Over the decades, Trudeau failed to acknowledge his massive lapse in judgment. In a 1997 article in Saturday Night magazine, editor Kenneth Whyte reviewed several of Trudeau’s works published during the 1990s. “Two Innocents in Red China may well be the worst book ever published in Canada,” wrote Whyte. “Certainly no significant Canadian public figure has ever been so dreadfully wrong about a major event as Trudeau was — and, perversely, continues to be — about Mao and the Great Leap.”

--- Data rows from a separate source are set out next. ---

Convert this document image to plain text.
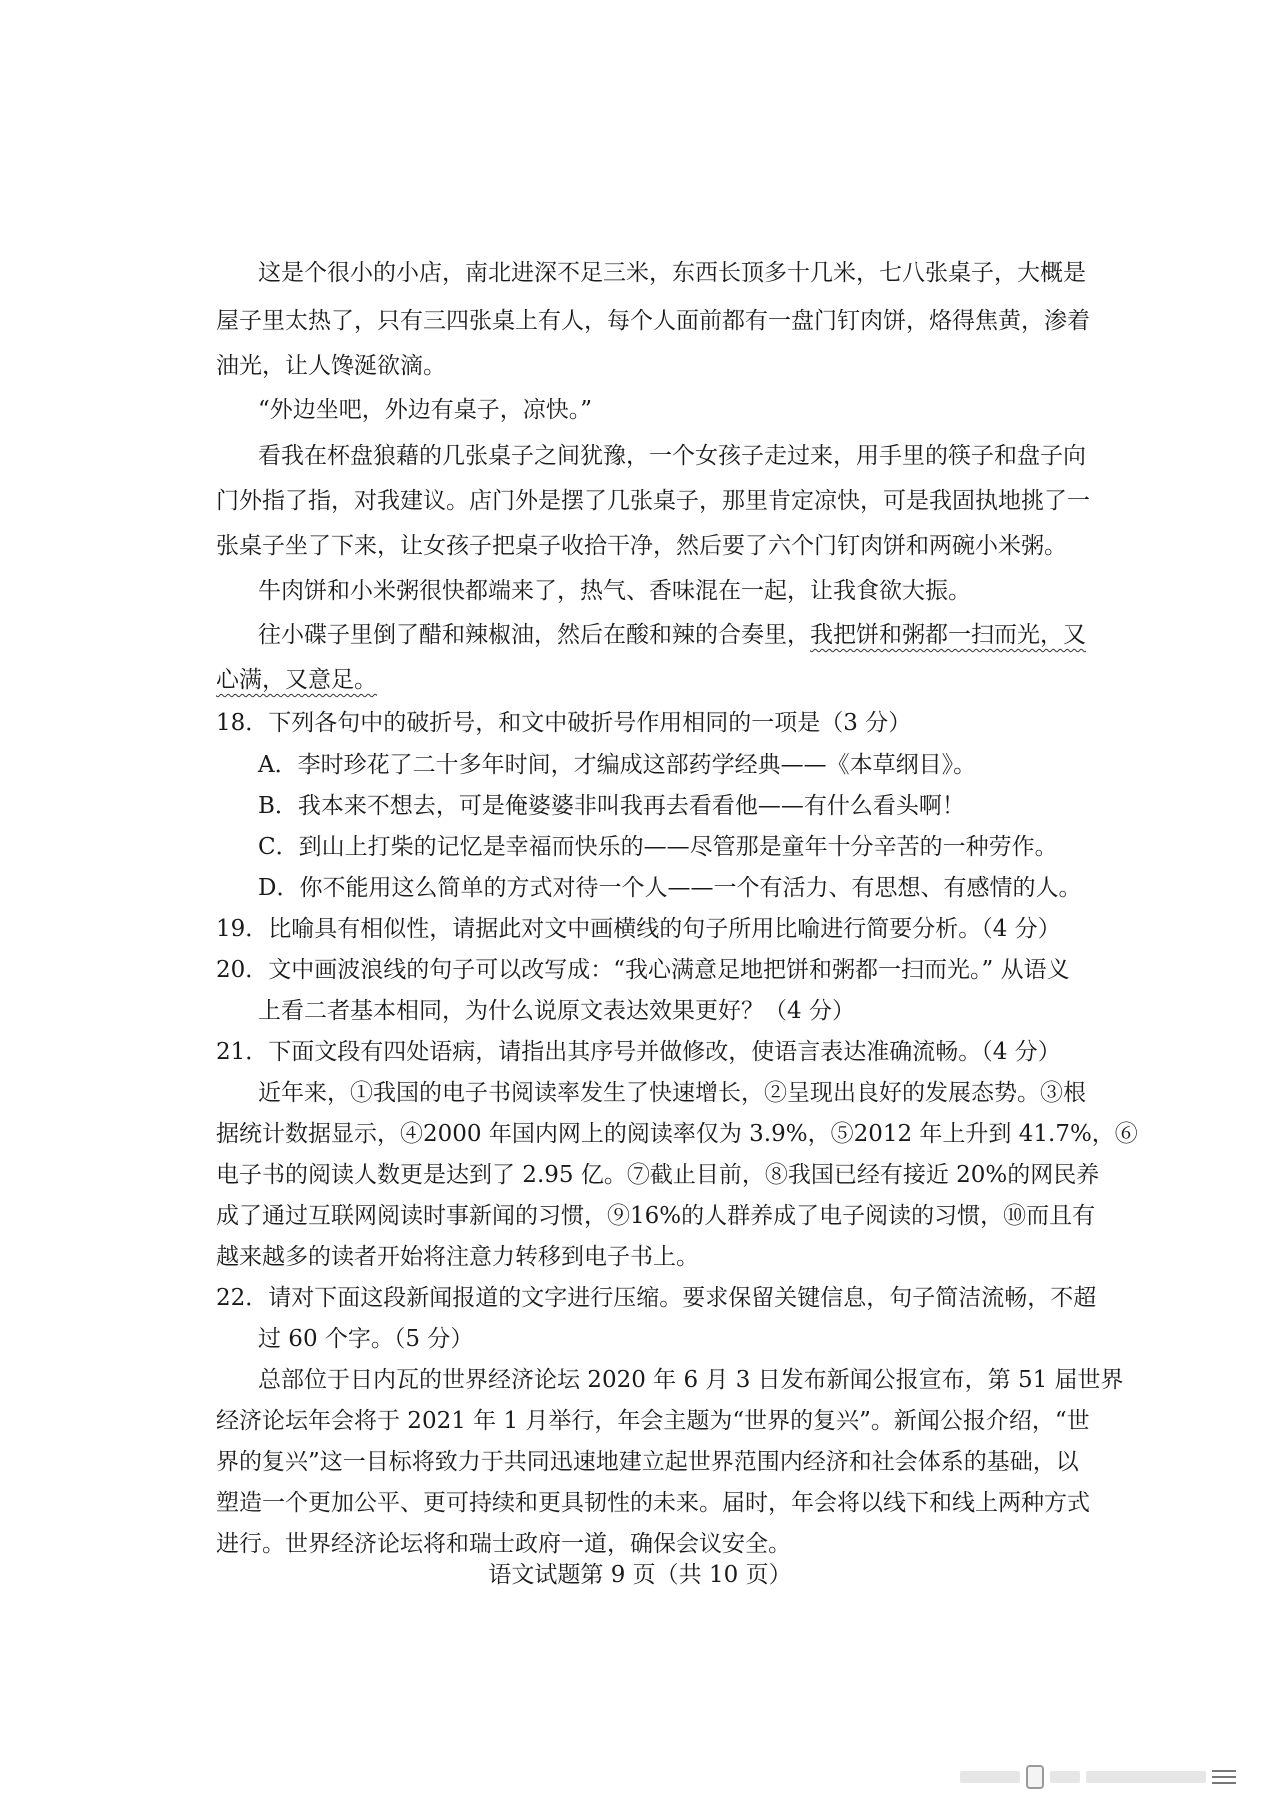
这是个很小的小店，南北进深不足三米，东西长顶多十几米，七八张桌子，大概是
屋子里太热了，只有三四张桌上有人，每个人面前都有一盘门钉肉饼，烙得焦黄，渗着
油光，让人馋涎欲滴。
“外边坐吧，外边有桌子，凉快。”
看我在杯盘狼藉的几张桌子之间犹豫，一个女孩子走过来，用手里的筷子和盘子向
门外指了指，对我建议。店门外是摆了几张桌子，那里肯定凉快，可是我固执地挑了一
张桌子坐了下来，让女孩子把桌子收拾干净，然后要了六个门钉肉饼和两碗小米粥。
牛肉饼和小米粥很快都端来了，热气、香味混在一起，让我食欲大振。
往小碟子里倒了醋和辣椒油，然后在酸和辣的合奏里，我把饼和粥都一扫而光，又
心满，又意足。
18．下列各句中的破折号，和文中破折号作用相同的一项是（3 分）
A．李时珍花了二十多年时间，才编成这部药学经典——《本草纲目》。
B．我本来不想去，可是俺婆婆非叫我再去看看他——有什么看头啊！
C．到山上打柴的记忆是幸福而快乐的——尽管那是童年十分辛苦的一种劳作。
D．你不能用这么简单的方式对待一个人——一个有活力、有思想、有感情的人。
19．比喻具有相似性，请据此对文中画横线的句子所用比喻进行简要分析。（4 分）
20．文中画波浪线的句子可以改写成：“我心满意足地把饼和粥都一扫而光。” 从语义
上看二者基本相同，为什么说原文表达效果更好？（4 分）
21．下面文段有四处语病，请指出其序号并做修改，使语言表达准确流畅。（4 分）
近年来，①我国的电子书阅读率发生了快速增长，②呈现出良好的发展态势。③根
据统计数据显示，④2000 年国内网上的阅读率仅为 3.9%，⑤2012 年上升到 41.7%，⑥
电子书的阅读人数更是达到了 2.95 亿。⑦截止目前，⑧我国已经有接近 20%的网民养
成了通过互联网阅读时事新闻的习惯，⑨16%的人群养成了电子阅读的习惯，⑩而且有
越来越多的读者开始将注意力转移到电子书上。
22．请对下面这段新闻报道的文字进行压缩。要求保留关键信息，句子简洁流畅，不超
过 60 个字。（5 分）
总部位于日内瓦的世界经济论坛 2020 年 6 月 3 日发布新闻公报宣布，第 51 届世界
经济论坛年会将于 2021 年 1 月举行，年会主题为“世界的复兴”。新闻公报介绍，“世
界的复兴”这一目标将致力于共同迅速地建立起世界范围内经济和社会体系的基础，以
塑造一个更加公平、更可持续和更具韧性的未来。届时，年会将以线下和线上两种方式
进行。世界经济论坛将和瑞士政府一道，确保会议安全。
语文试题第 9 页（共 10 页）
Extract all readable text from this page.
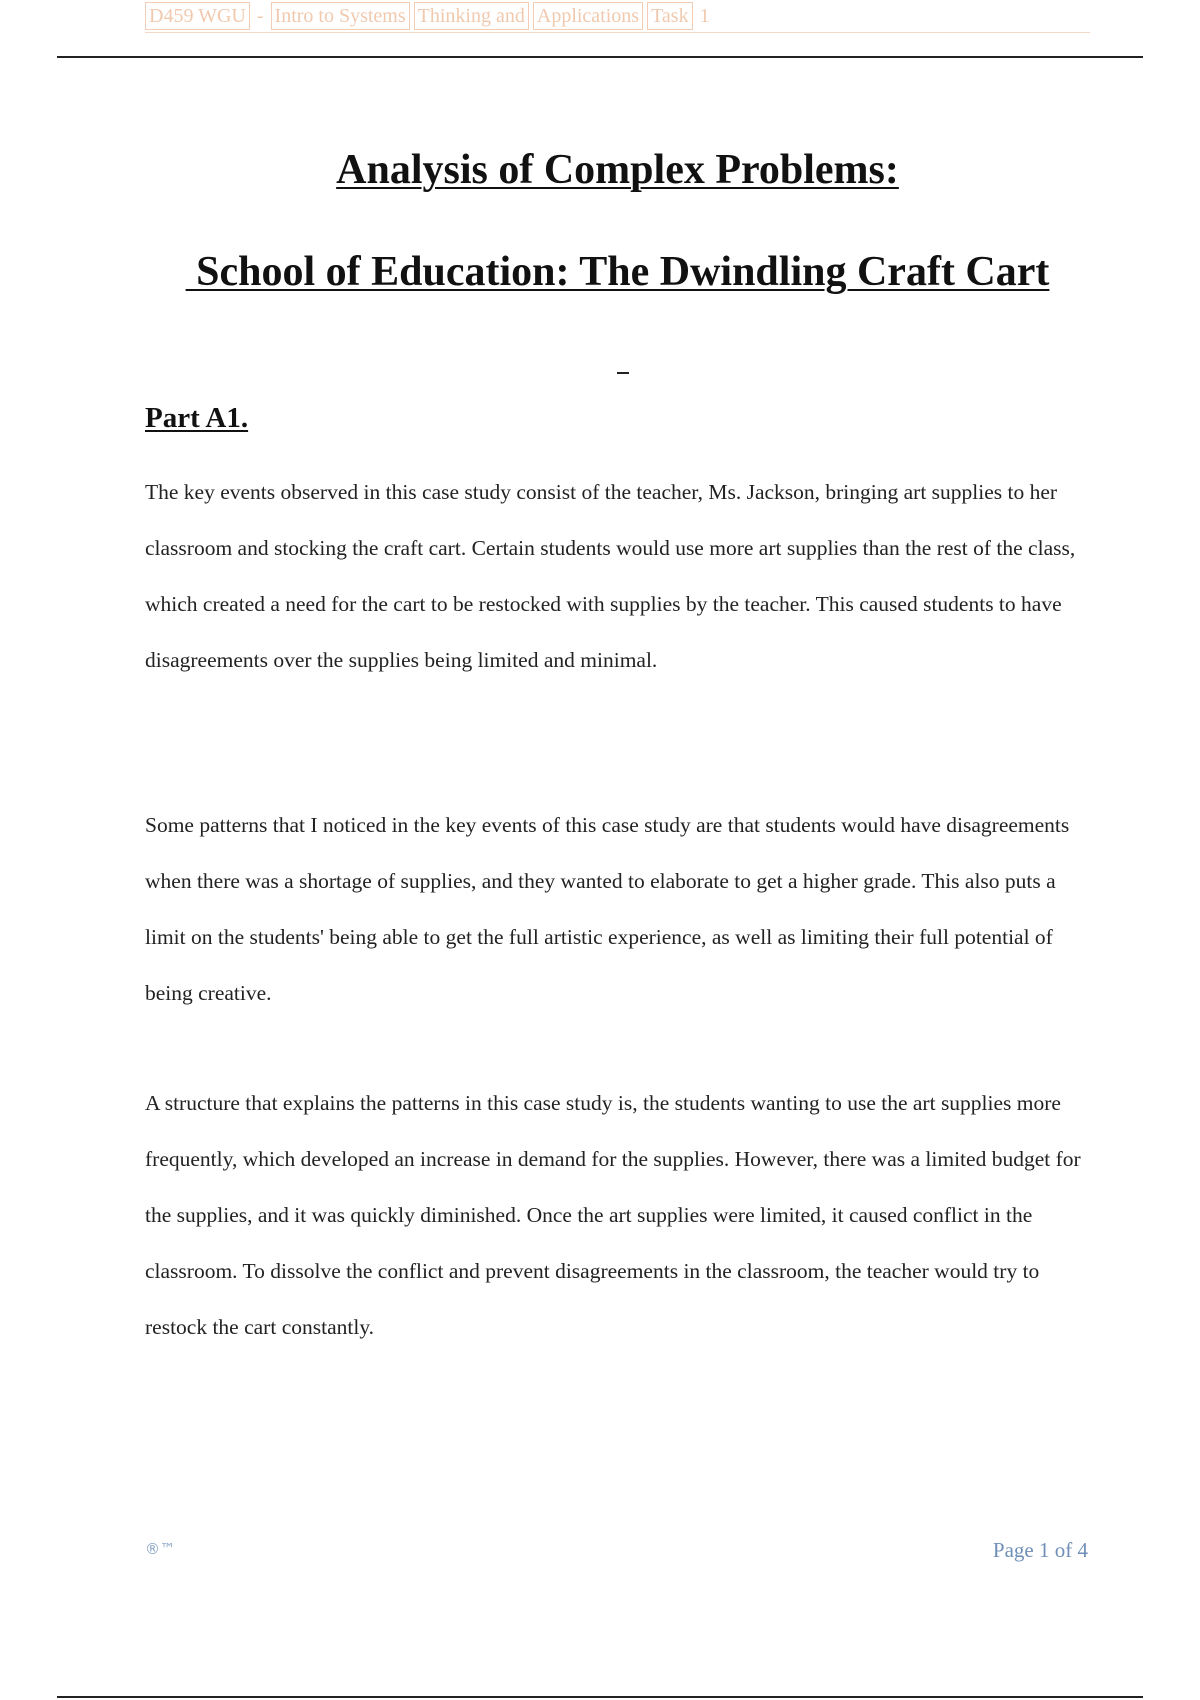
D459 WGU - Intro to Systems Thinking and Applications Task 1
Analysis of Complex Problems:
School of Education: The Dwindling Craft Cart
Part A1.

The key events observed in this case study consist of the teacher, Ms. Jackson, bringing art supplies to her classroom and stocking the craft cart. Certain students would use more art supplies than the rest of the class, which created a need for the cart to be restocked with supplies by the teacher. This caused students to have disagreements over the supplies being limited and minimal.

Some patterns that I noticed in the key events of this case study are that students would have disagreements when there was a shortage of supplies, and they wanted to elaborate to get a higher grade. This also puts a limit on the students' being able to get the full artistic experience, as well as limiting their full potential of being creative.

A structure that explains the patterns in this case study is, the students wanting to use the art supplies more frequently, which developed an increase in demand for the supplies. However, there was a limited budget for the supplies, and it was quickly diminished. Once the art supplies were limited, it caused conflict in the classroom. To dissolve the conflict and prevent disagreements in the classroom, the teacher would try to restock the cart constantly.

®™	Page 1 of 4
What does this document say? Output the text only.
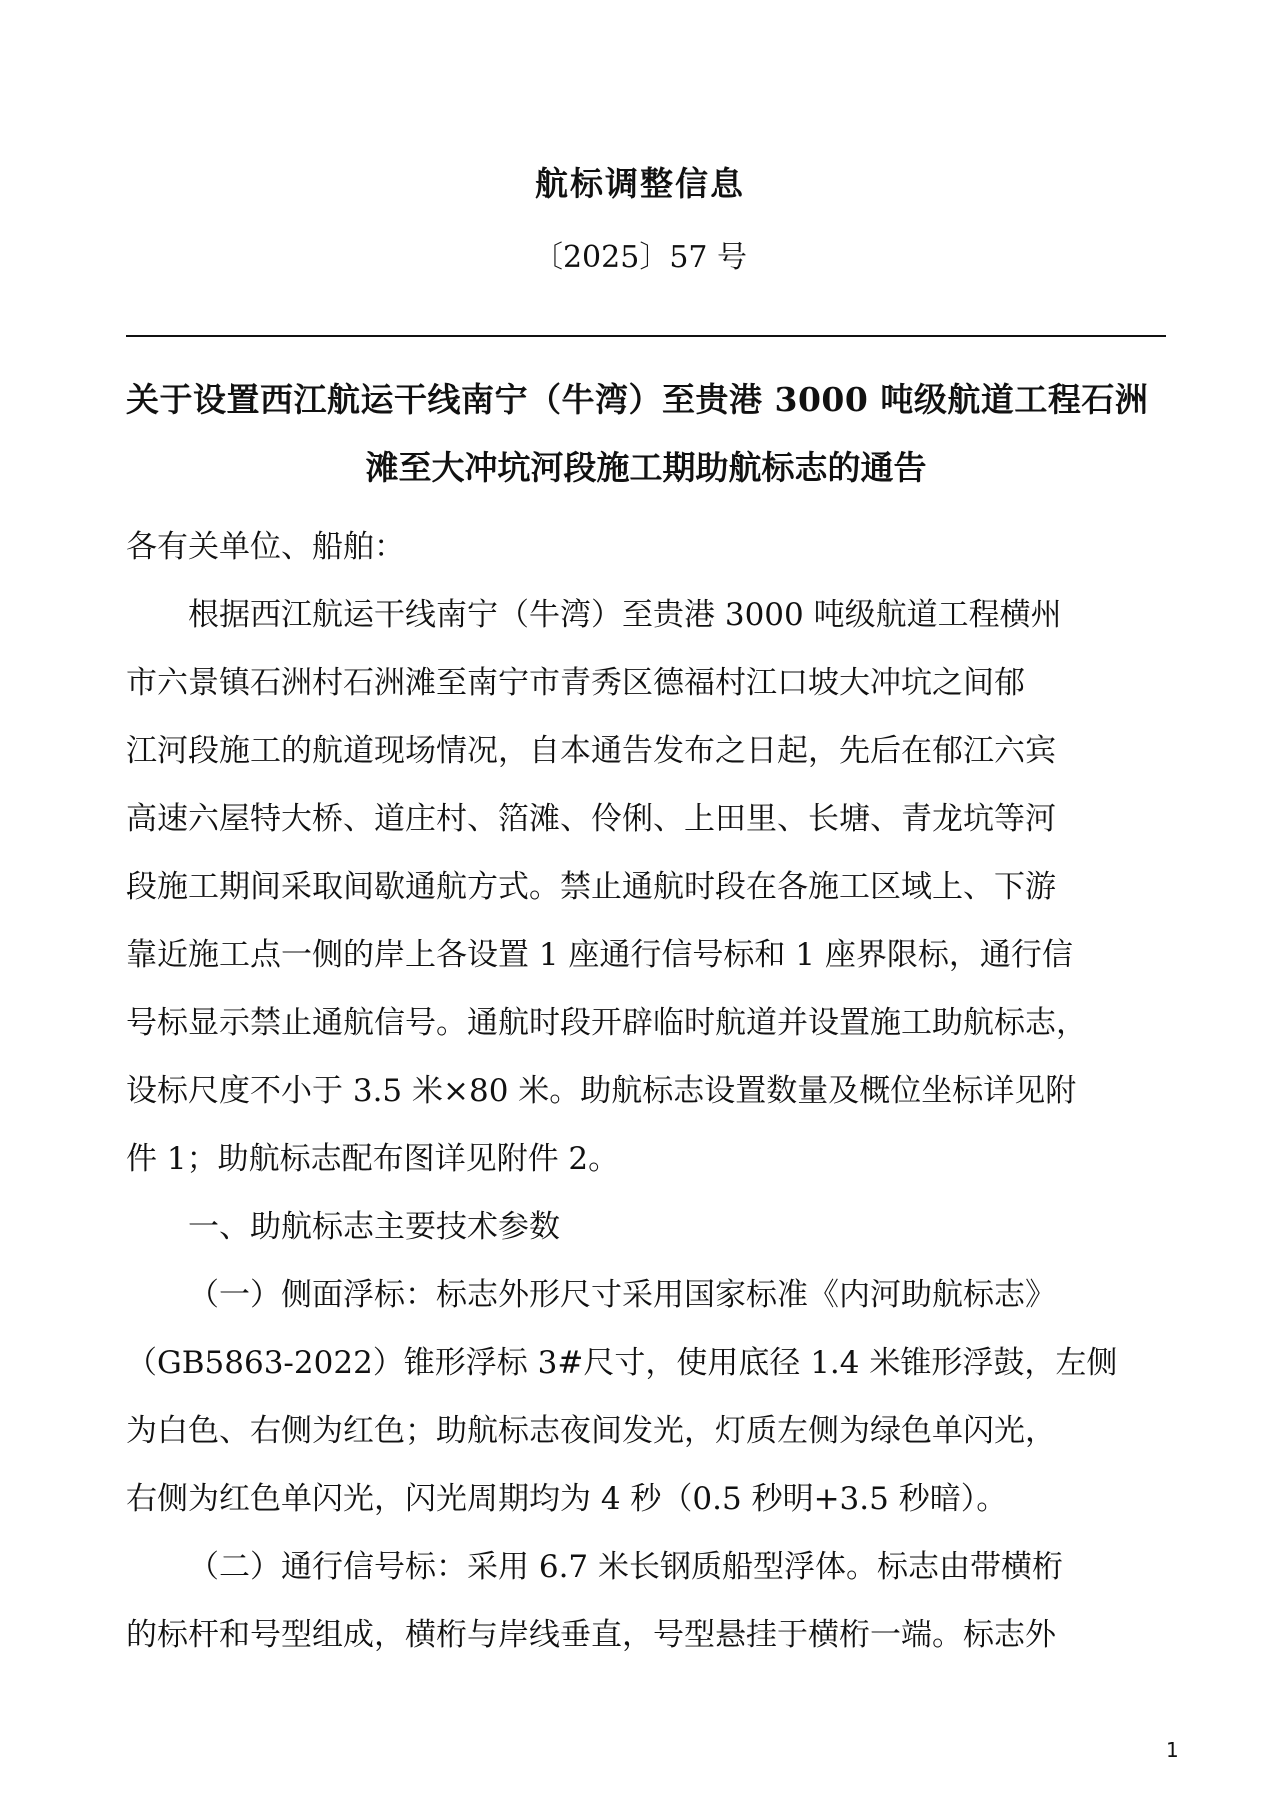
航标调整信息
〔2025〕57 号
关于设置西江航运干线南宁（牛湾）至贵港 3000 吨级航道工程石洲
滩至大冲坑河段施工期助航标志的通告
各有关单位、船舶：
根据西江航运干线南宁（牛湾）至贵港 3000 吨级航道工程横州
市六景镇石洲村石洲滩至南宁市青秀区德福村江口坡大冲坑之间郁
江河段施工的航道现场情况，自本通告发布之日起，先后在郁江六宾
高速六屋特大桥、道庄村、箔滩、伶俐、上田里、长塘、青龙坑等河
段施工期间采取间歇通航方式。禁止通航时段在各施工区域上、下游
靠近施工点一侧的岸上各设置 1 座通行信号标和 1 座界限标，通行信
号标显示禁止通航信号。通航时段开辟临时航道并设置施工助航标志，
设标尺度不小于 3.5 米×80 米。助航标志设置数量及概位坐标详见附
件 1；助航标志配布图详见附件 2。
一、助航标志主要技术参数
（一）侧面浮标：标志外形尺寸采用国家标准《内河助航标志》
（GB5863-2022）锥形浮标 3#尺寸，使用底径 1.4 米锥形浮鼓，左侧
为白色、右侧为红色；助航标志夜间发光，灯质左侧为绿色单闪光，
右侧为红色单闪光，闪光周期均为 4 秒（0.5 秒明+3.5 秒暗）。
（二）通行信号标：采用 6.7 米长钢质船型浮体。标志由带横桁
的标杆和号型组成，横桁与岸线垂直，号型悬挂于横桁一端。标志外
1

More than three decades later, Trudeau was still talking up the thrills Mao gave him. “There is no acknowledgement (in any of Trudeau writings) of Mao’s tyranny, or Trudeau’s error,” wrote Whyte.



Somewhat related:

Top Soviet officials were aware that the lack of a reference in the 1951 San Francisco Peace Treaty to the sovereignty of islands seized from Japan in the closing days of World War II could be exploited in postwar negotiations with Tokyo, declassified documents obtained by Kyodo News have shown.

Under the treaty signed by Japan and 48 other nations, Tokyo gave up territories it had seized, such as Taiwan, the Korean Peninsula and southern Sakhalin. The Soviet Union did not sign the treaty, which was implemented in 1952 to end the Allied postwar occupation of Japan.

The documents revealed Sunday refer to the Communist Party’s strategies for negotiations launched in June 1955 with Japan. They show that Moscow decided to demand Tokyo’s recognition of Soviet sovereignty over the seized islands, which are still at the heart of the current Japan-Russia talks toward a peace treaty, because the San Francisco treaty did not back Moscow’s territorial claim.

Deception and land-grabbing: hallmarks of a communist state.